So often, the answers we seek are directly in front of us, but we fail to see them because they are too obvious.
Politicians take advantage of this nearsightedness when they distract us with hoards of information labeled as fact, but in the end, it doesn’t really give us an accurate picture of anything. George Orwell described this political-speak as a “Political language… designed to make lies sound truthful,” and he wasn’t kidding.
These days, many politicians win elections because they’ve honed their political-speak skills to the point that lies and half-truths appear credible. Truthful politicians are personally attacked as “extremists,” while others are run out of office over time. Take a look at the Blue Dog Democrat Congressional roll call and you will see Blue Dogs are near extinction.
No wonder there is a shortage of honest people willing to run for office.

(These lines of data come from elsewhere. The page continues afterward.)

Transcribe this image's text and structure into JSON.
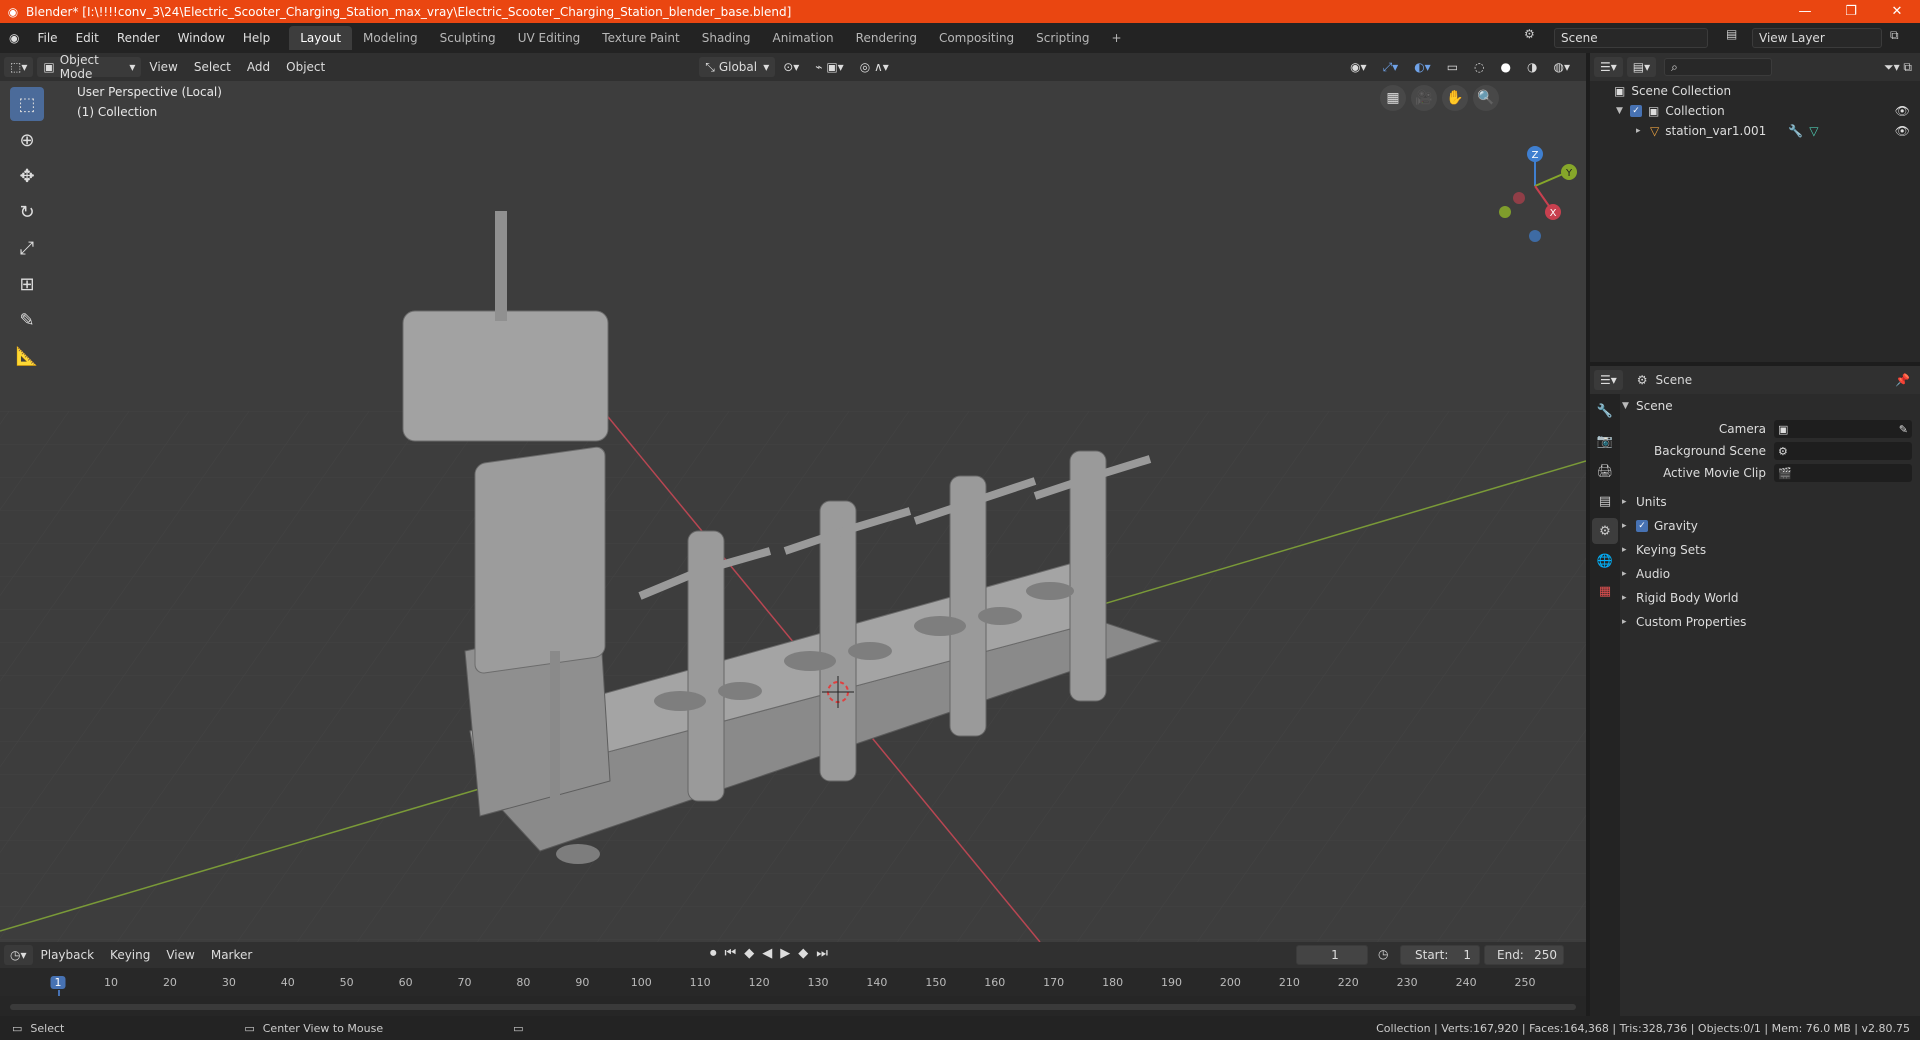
{
  "window": {
    "title": "Blender* [I:\\!!!!conv_3\\24\\Electric_Scooter_Charging_Station_max_vray\\Electric_Scooter_Charging_Station_blender_base.blend]",
    "minimize": "—",
    "maximize": "❐",
    "close": "✕"
  },
  "menu": [
    "File",
    "Edit",
    "Render",
    "Window",
    "Help"
  ],
  "workspaces": [
    "Layout",
    "Modeling",
    "Sculpting",
    "UV Editing",
    "Texture Paint",
    "Shading",
    "Animation",
    "Rendering",
    "Compositing",
    "Scripting"
  ],
  "workspace_add": "+",
  "scene_selector": "Scene",
  "view_layer": "View Layer",
  "viewport_header": {
    "mode": "Object Mode",
    "items": [
      "View",
      "Select",
      "Add",
      "Object"
    ],
    "transform": "Global"
  },
  "viewport": {
    "perspective": "User Perspective (Local)",
    "collection": "(1) Collection",
    "gizmo": {
      "x": "X",
      "y": "Y",
      "z": "Z"
    }
  },
  "timeline": {
    "items": [
      "Playback",
      "Keying",
      "View",
      "Marker"
    ],
    "current_frame": "1",
    "start_label": "Start:",
    "start": "1",
    "end_label": "End:",
    "end": "250",
    "ticks": [
      "1",
      "10",
      "20",
      "30",
      "40",
      "50",
      "60",
      "70",
      "80",
      "90",
      "100",
      "110",
      "120",
      "130",
      "140",
      "150",
      "160",
      "170",
      "180",
      "190",
      "200",
      "210",
      "220",
      "230",
      "240",
      "250"
    ]
  },
  "outliner": {
    "root": "Scene Collection",
    "collection": "Collection",
    "object": "station_var1.001"
  },
  "properties": {
    "header": "Scene",
    "panel_scene": "Scene",
    "camera_label": "Camera",
    "background_scene_label": "Background Scene",
    "active_movie_clip_label": "Active Movie Clip",
    "panels": [
      "Units",
      "Gravity",
      "Keying Sets",
      "Audio",
      "Rigid Body World",
      "Custom Properties"
    ]
  },
  "status": {
    "left": "Select",
    "middle": "Center View to Mouse",
    "right": "Collection | Verts:167,920 | Faces:164,368 | Tris:328,736 | Objects:0/1 | Mem: 76.0 MB | v2.80.75"
  },
  "colors": {
    "titlebar": "#ea4611",
    "accent": "#4772b3",
    "x_axis": "#c8404f",
    "y_axis": "#86a72a",
    "z_axis": "#3f7fd0"
  }
}
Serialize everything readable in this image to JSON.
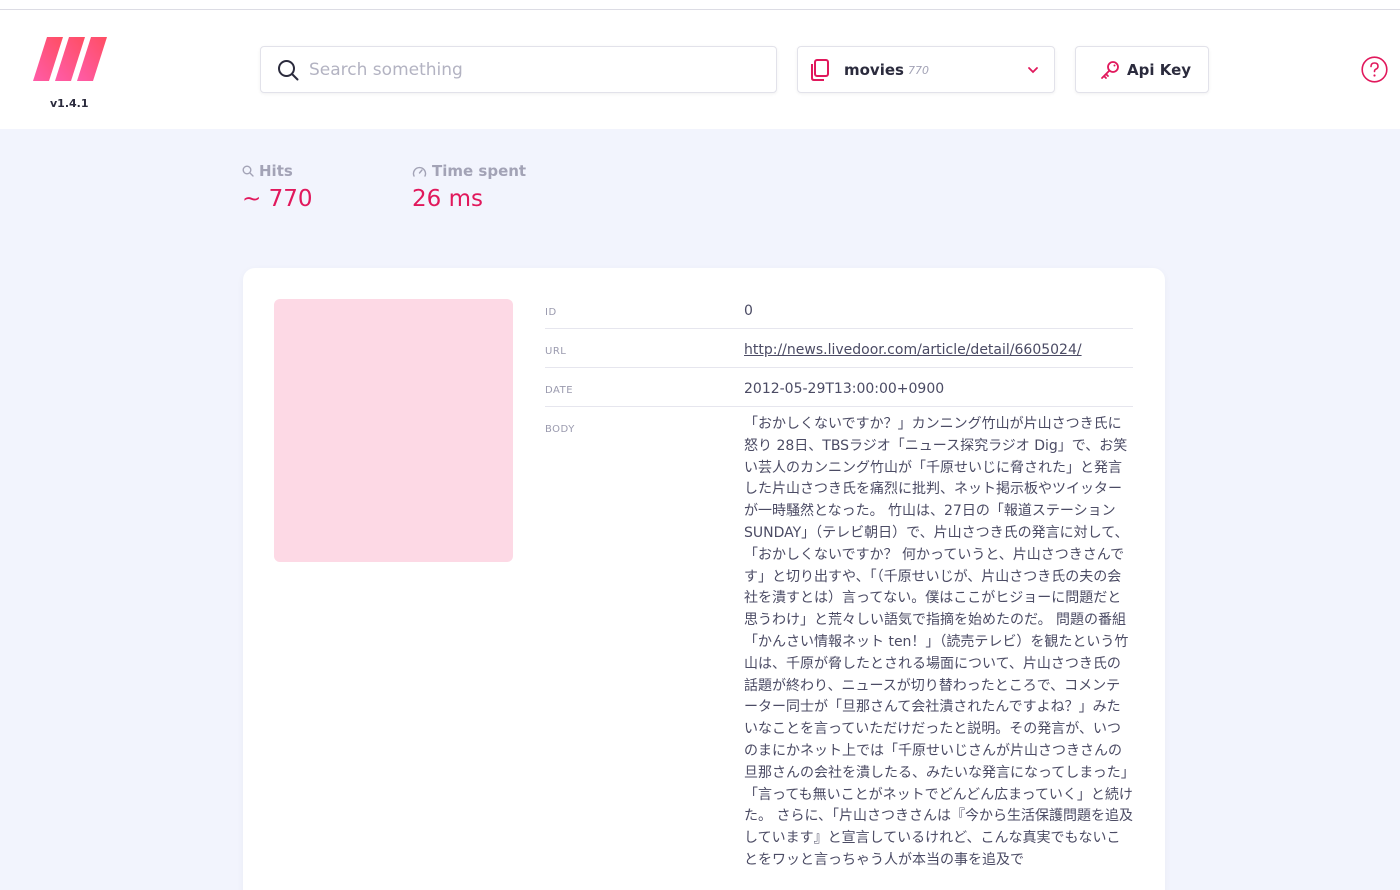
{
  "header": {
    "version": "v1.4.1",
    "search_placeholder": "Search something",
    "index": {
      "name": "movies",
      "count": "770"
    },
    "api_key_label": "Api Key"
  },
  "stats": {
    "hits_label": "Hits",
    "hits_value": "~ 770",
    "time_label": "Time spent",
    "time_value": "26 ms"
  },
  "document": {
    "fields": [
      {
        "key": "ID",
        "value": "0"
      },
      {
        "key": "URL",
        "value": "http://news.livedoor.com/article/detail/6605024/"
      },
      {
        "key": "DATE",
        "value": "2012-05-29T13:00:00+0900"
      },
      {
        "key": "BODY",
        "value": "「おかしくないですか？」カンニング竹山が片山さつき氏に怒り 28日、TBSラジオ「ニュース探究ラジオ Dig」で、お笑い芸人のカンニング竹山が「千原せいじに脅された」と発言した片山さつき氏を痛烈に批判、ネット掲示板やツイッターが一時騒然となった。 竹山は、27日の「報道ステーションSUNDAY」（テレビ朝日）で、片山さつき氏の発言に対して、「おかしくないですか？ 何かっていうと、片山さつきさんです」と切り出すや、「（千原せいじが、片山さつき氏の夫の会社を潰すとは）言ってない。僕はここがヒジョーに問題だと思うわけ」と荒々しい語気で指摘を始めたのだ。 問題の番組「かんさい情報ネット ten！」（読売テレビ）を観たという竹山は、千原が脅したとされる場面について、片山さつき氏の話題が終わり、ニュースが切り替わったところで、コメンテーター同士が「旦那さんて会社潰されたんですよね？」みたいなことを言っていただけだったと説明。その発言が、いつのまにかネット上では「千原せいじさんが片山さつきさんの旦那さんの会社を潰したる、みたいな発言になってしまった」「言っても無いことがネットでどんどん広まっていく」と続けた。 さらに、「片山さつきさんは『今から生活保護問題を追及しています』と宣言しているけれど、こんな真実でもないことをワッと言っちゃう人が本当の事を追及で"
      }
    ]
  },
  "colors": {
    "accent": "#e1185c",
    "thumb": "#fdd9e5"
  }
}
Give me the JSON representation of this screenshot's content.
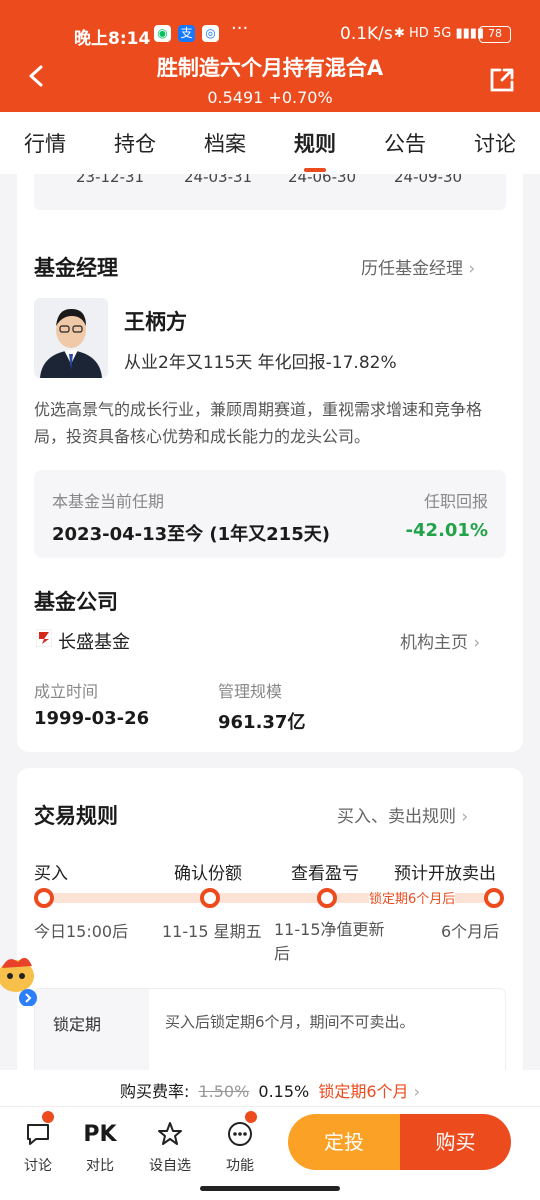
{
  "status_bar": {
    "time": "晚上8:14",
    "net_speed": "0.1K/s",
    "signal": "5G",
    "battery": "78"
  },
  "header": {
    "title": "胜制造六个月持有混合A",
    "price": "0.5491",
    "change": "+0.70%"
  },
  "tabs": [
    "行情",
    "持仓",
    "档案",
    "规则",
    "公告",
    "讨论"
  ],
  "active_tab": 3,
  "dates": [
    "23-12-31",
    "24-03-31",
    "24-06-30",
    "24-09-30"
  ],
  "manager": {
    "section_title": "基金经理",
    "link": "历任基金经理",
    "name": "王柄方",
    "info": "从业2年又115天 年化回报-17.82%",
    "desc": "优选高景气的成长行业，兼顾周期赛道，重视需求增速和竞争格局，投资具备核心优势和成长能力的龙头公司。",
    "tenure_label": "本基金当前任期",
    "tenure_value": "2023-04-13至今 (1年又215天)",
    "return_label": "任职回报",
    "return_value": "-42.01%"
  },
  "company": {
    "section_title": "基金公司",
    "name": "长盛基金",
    "link": "机构主页",
    "founded_label": "成立时间",
    "founded_value": "1999-03-26",
    "aum_label": "管理规模",
    "aum_value": "961.37亿"
  },
  "trade": {
    "section_title": "交易规则",
    "link": "买入、卖出规则",
    "stages": [
      "买入",
      "确认份额",
      "查看盈亏",
      "预计开放卖出"
    ],
    "stage_subs": [
      "今日15:00后",
      "11-15 星期五",
      "11-15净值更新后",
      "6个月后"
    ],
    "lock_tag": "锁定期6个月后",
    "lock_key": "锁定期",
    "lock_value": "买入后锁定期6个月，期间不可卖出。"
  },
  "fee": {
    "label": "购买费率:",
    "old": "1.50%",
    "new": "0.15%",
    "lock": "锁定期6个月"
  },
  "bottom_nav": [
    "讨论",
    "对比",
    "设自选",
    "功能"
  ],
  "pk_text": "PK",
  "buttons": {
    "fixed": "定投",
    "buy": "购买"
  },
  "colors": {
    "brand": "#ec4b1e",
    "positive": "#22a34a",
    "accent": "#fba126"
  }
}
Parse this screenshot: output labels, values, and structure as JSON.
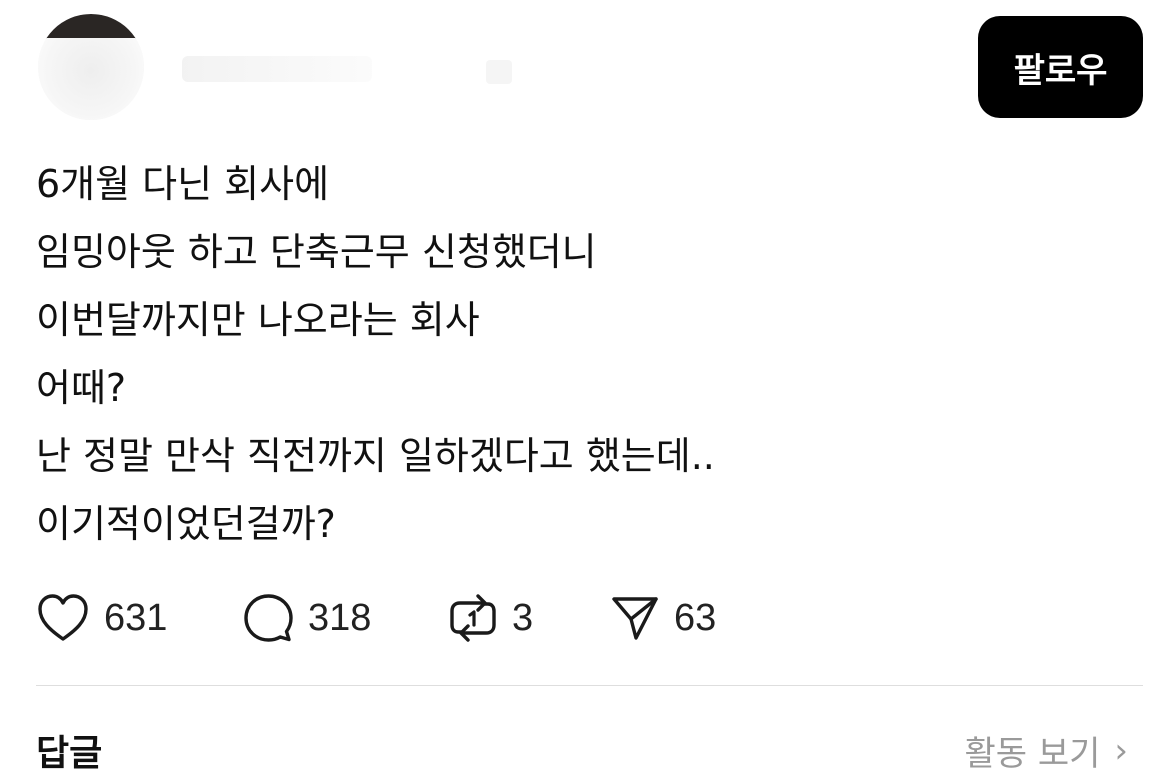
{
  "header": {
    "follow_label": "팔로우"
  },
  "post": {
    "lines": [
      "6개월 다닌 회사에",
      "임밍아웃 하고 단축근무 신청했더니",
      "이번달까지만 나오라는 회사",
      "어때?",
      "난 정말 만삭 직전까지 일하겠다고 했는데..",
      "이기적이었던걸까?"
    ]
  },
  "actions": {
    "likes": "631",
    "replies": "318",
    "reposts": "3",
    "shares": "63"
  },
  "replies_section": {
    "title": "답글",
    "view_activity_label": "활동 보기",
    "chevron": "›"
  },
  "icons": {
    "like": "heart-icon",
    "reply": "speech-bubble-icon",
    "repost": "repost-icon",
    "share": "send-icon",
    "chevron": "chevron-right-icon"
  },
  "colors": {
    "follow_button_bg": "#000000",
    "follow_button_text": "#ffffff",
    "muted_text": "#9a9a9a"
  }
}
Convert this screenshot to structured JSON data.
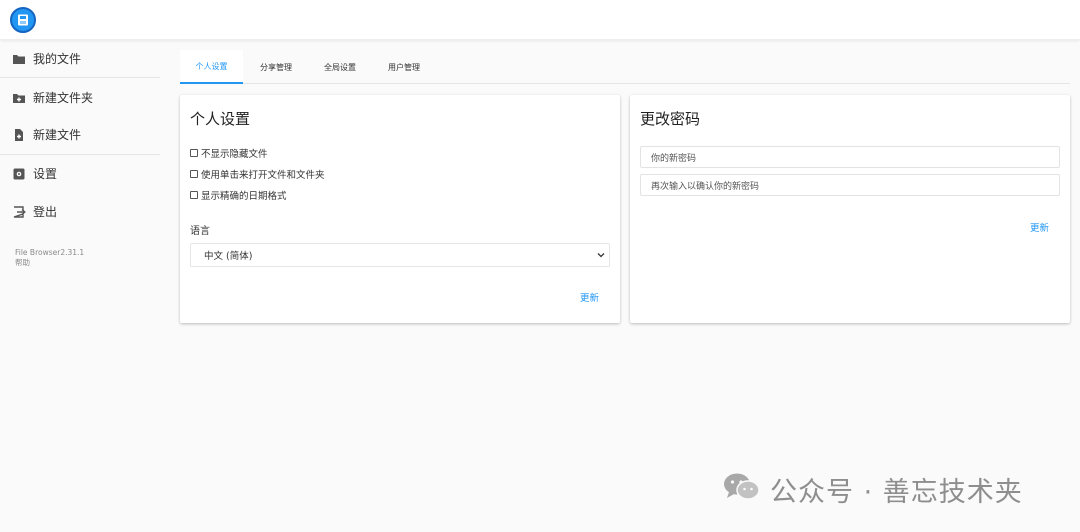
{
  "sidebar": {
    "items": [
      {
        "label": "我的文件",
        "icon": "folder-icon"
      },
      {
        "label": "新建文件夹",
        "icon": "new-folder-icon"
      },
      {
        "label": "新建文件",
        "icon": "new-file-icon"
      },
      {
        "label": "设置",
        "icon": "gear-icon"
      },
      {
        "label": "登出",
        "icon": "logout-icon"
      }
    ],
    "version": "File Browser2.31.1",
    "help": "帮助"
  },
  "tabs": [
    {
      "label": "个人设置",
      "active": true
    },
    {
      "label": "分享管理",
      "active": false
    },
    {
      "label": "全局设置",
      "active": false
    },
    {
      "label": "用户管理",
      "active": false
    }
  ],
  "profile": {
    "title": "个人设置",
    "checkboxes": [
      {
        "label": "不显示隐藏文件",
        "checked": false
      },
      {
        "label": "使用单击来打开文件和文件夹",
        "checked": false
      },
      {
        "label": "显示精确的日期格式",
        "checked": false
      }
    ],
    "language_label": "语言",
    "language_value": "中文 (简体)",
    "update_label": "更新"
  },
  "password": {
    "title": "更改密码",
    "new_placeholder": "你的新密码",
    "confirm_placeholder": "再次输入以确认你的新密码",
    "update_label": "更新"
  },
  "watermark": {
    "text": "公众号 · 善忘技术夹"
  },
  "colors": {
    "accent": "#2196f3",
    "background": "#fafafa",
    "card": "#ffffff"
  }
}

President Barack Obama has made an art form out of political-speak.
He once said if he had not turned things around in three years, his presidency would be a “one term proposition.” Because “things” have not turned around as planned, it only makes sense the powers-that-be chose to theme his re-election campaign as “a choice between two paths” in order to deflect attention away from an up-or-down referendum on his job performance.
Obama had the luxury of a Democratic Party controlled Congress for the first two years of his presidency.
Rather than take action to fix a hemorrhaging economy, two years were squandered as the president ran around the country with new, updated, re-worded, and re-updated political speak.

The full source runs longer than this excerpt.